Ay tutulması ve Güneş tutulması neredeyse her kültürde kehanetlerin kaynağını oluşturmuş. Ancak moderniteyle birlikte zaferini ilan eden rasyonel akıl 'kendince insanlığın çocukluk çağında kalanlara' derdini anlatamamış. Yahudi asıllı Alman sosyolog Norbert Elias Medeniyet, Güç ve Bilgi Üzerine (On Civilisation, Power and Knowledge) adlı kitabında Batı'nın bu mücadelesini anlatır. Fransız bir general Ay tutulması sırasında hareketsiz kalan Afrikalı askerlerden oluşan taburlarını yürütmeye çalışır. Afrikalılar tutulmanın bir peygamberden gelen bir işaret olduğunu söyler ve yürümeyi reddeder. Bunun üzerine general, Ay tutulmasının fiziksel kanununu örneklerle açıklamaya çalışır. Anlatılanları ilgiyle dinleyen ve açıkça anlayan Afrikalılar yine de bu bilimsel açıklamadan etkilenmezler.

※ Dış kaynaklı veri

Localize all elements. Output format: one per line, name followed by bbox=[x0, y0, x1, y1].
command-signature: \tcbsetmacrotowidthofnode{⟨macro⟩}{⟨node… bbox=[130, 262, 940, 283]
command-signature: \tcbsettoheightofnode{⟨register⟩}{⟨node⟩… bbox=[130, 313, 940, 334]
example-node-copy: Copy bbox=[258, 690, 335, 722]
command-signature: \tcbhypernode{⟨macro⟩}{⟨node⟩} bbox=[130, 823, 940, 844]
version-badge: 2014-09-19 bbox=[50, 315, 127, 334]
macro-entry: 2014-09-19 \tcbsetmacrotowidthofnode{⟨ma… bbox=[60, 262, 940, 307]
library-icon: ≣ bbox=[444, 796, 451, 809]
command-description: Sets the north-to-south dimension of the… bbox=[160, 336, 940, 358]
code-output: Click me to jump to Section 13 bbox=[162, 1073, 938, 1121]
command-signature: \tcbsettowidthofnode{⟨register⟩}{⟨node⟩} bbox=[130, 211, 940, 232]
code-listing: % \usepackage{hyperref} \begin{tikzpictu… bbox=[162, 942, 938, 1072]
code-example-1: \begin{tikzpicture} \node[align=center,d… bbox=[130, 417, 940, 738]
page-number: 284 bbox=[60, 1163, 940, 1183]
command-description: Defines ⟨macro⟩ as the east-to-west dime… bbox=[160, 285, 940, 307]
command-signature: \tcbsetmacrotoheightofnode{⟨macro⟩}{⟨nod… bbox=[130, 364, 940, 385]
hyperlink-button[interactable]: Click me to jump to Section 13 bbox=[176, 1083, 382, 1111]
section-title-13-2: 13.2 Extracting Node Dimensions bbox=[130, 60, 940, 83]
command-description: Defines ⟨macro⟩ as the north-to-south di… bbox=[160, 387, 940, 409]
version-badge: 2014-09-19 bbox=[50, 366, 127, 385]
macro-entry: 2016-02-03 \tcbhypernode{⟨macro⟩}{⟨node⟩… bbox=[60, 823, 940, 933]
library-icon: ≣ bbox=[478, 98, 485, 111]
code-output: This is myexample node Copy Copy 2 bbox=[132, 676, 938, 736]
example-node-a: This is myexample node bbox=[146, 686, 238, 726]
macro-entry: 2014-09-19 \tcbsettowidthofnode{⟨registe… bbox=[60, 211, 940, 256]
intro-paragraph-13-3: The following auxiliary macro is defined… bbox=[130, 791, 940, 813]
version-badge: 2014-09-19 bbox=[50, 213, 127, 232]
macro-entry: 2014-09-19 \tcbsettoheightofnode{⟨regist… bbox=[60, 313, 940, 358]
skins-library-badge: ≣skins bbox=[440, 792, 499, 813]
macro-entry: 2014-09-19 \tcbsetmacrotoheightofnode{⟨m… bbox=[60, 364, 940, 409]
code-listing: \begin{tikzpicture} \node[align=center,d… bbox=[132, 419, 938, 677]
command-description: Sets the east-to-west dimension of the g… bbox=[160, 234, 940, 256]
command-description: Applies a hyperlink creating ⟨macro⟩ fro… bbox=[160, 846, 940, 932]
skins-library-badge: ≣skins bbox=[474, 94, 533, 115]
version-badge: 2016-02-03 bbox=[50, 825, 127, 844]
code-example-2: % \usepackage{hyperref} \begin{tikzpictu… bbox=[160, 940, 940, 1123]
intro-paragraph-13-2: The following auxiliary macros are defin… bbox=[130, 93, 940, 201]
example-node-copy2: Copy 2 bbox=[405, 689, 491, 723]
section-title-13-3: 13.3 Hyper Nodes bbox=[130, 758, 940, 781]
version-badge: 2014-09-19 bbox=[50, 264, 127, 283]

Elias, general ve Afrikalılar arasındaki iletişimdeki başarısızlığın kaynağını her iki tarafın sahip olduğu kişisel bilgi yönlendirmesiyle açıklar. Aydınlanmacı ve Batı tarzı düşünce yapısına sahip olan kişi, bilimsel olarak yaptığı Ay tutulması mekaniği tasvirinin neden inandırıcı olmadığını bir türlü anlayamaz. Afrikalı taburun zihnini meşgul eden konu ise 'bu olay bizim için ne anlama geliyor'dur. Elias'a göre doğal olayların birbiriyle çelişen açıklamaları bu iki tip kişilik yapısına dayanır.
Doğal olayları farklı şekilde yorumlamak doktorlar ve ilgilendikleri sporcular arasında da yaşanır. Spor sosyolojisi üzerine araştırma yapan Elisabeth C. J. Pike, Doktorlar Sadece 'Dinlen ve İbufrofen Al' Der (Doctors Just Say 'Rest and Take Ibuprofen') adlı kitabında doktorlar ve sporcu hastalarının bakış açılarındaki ayrımı gözler önüne serer. Sporcu sakatlandığında doktor fiziksel yaralanma ve tedavi hakkında konuşur. Sporcunun merak ettiği tek konu ise ne zaman oynayabileceği ya da sakat halde oynamaya devam ederse ne olacağıdır. Aynı şekilde Afrikalı askerleri ilgilendiren de Ay tutulması hakkındaki bilimsel açıklama değil, bu olayın onlara olan etkisi ve onlara ne fayda sağlayacağıdır.
Söz konusu sporcular, Batı biliminin hâkim olduğu bir toplumda sosyalleştiği için, doktorun tavsiyesinin bilimsel bilgi sistemi içinde mantıklı olabileceğini anlayabilir. Ama buna rağmen sporcuların bilimsel olaya bakışı Ay tutulmasını izleyen Afrikalılardan çok farklı değildir, çünkü sorulan soru "bu olay benim için ne anlam ifade ediyor"dur. Yani spora devam ediyor olmak sosyal benliğin üzerinde önemli bir etkiye sahiptir ve sporcunun, kendi bedeninin iyileşme sürecini göz ardı etmesine de neden olur. Afrikalılar da bu zamana kadar sosyal benliklerinin bir parçası olan olayları değerlendirme mekanizmalarından hemen vazgeçmek istemezler. Bu mekanizmalar da kimi zaman uygarlıklar ve kültürler arasında çatışmalara neden olan önyargılar kılığına bürünür.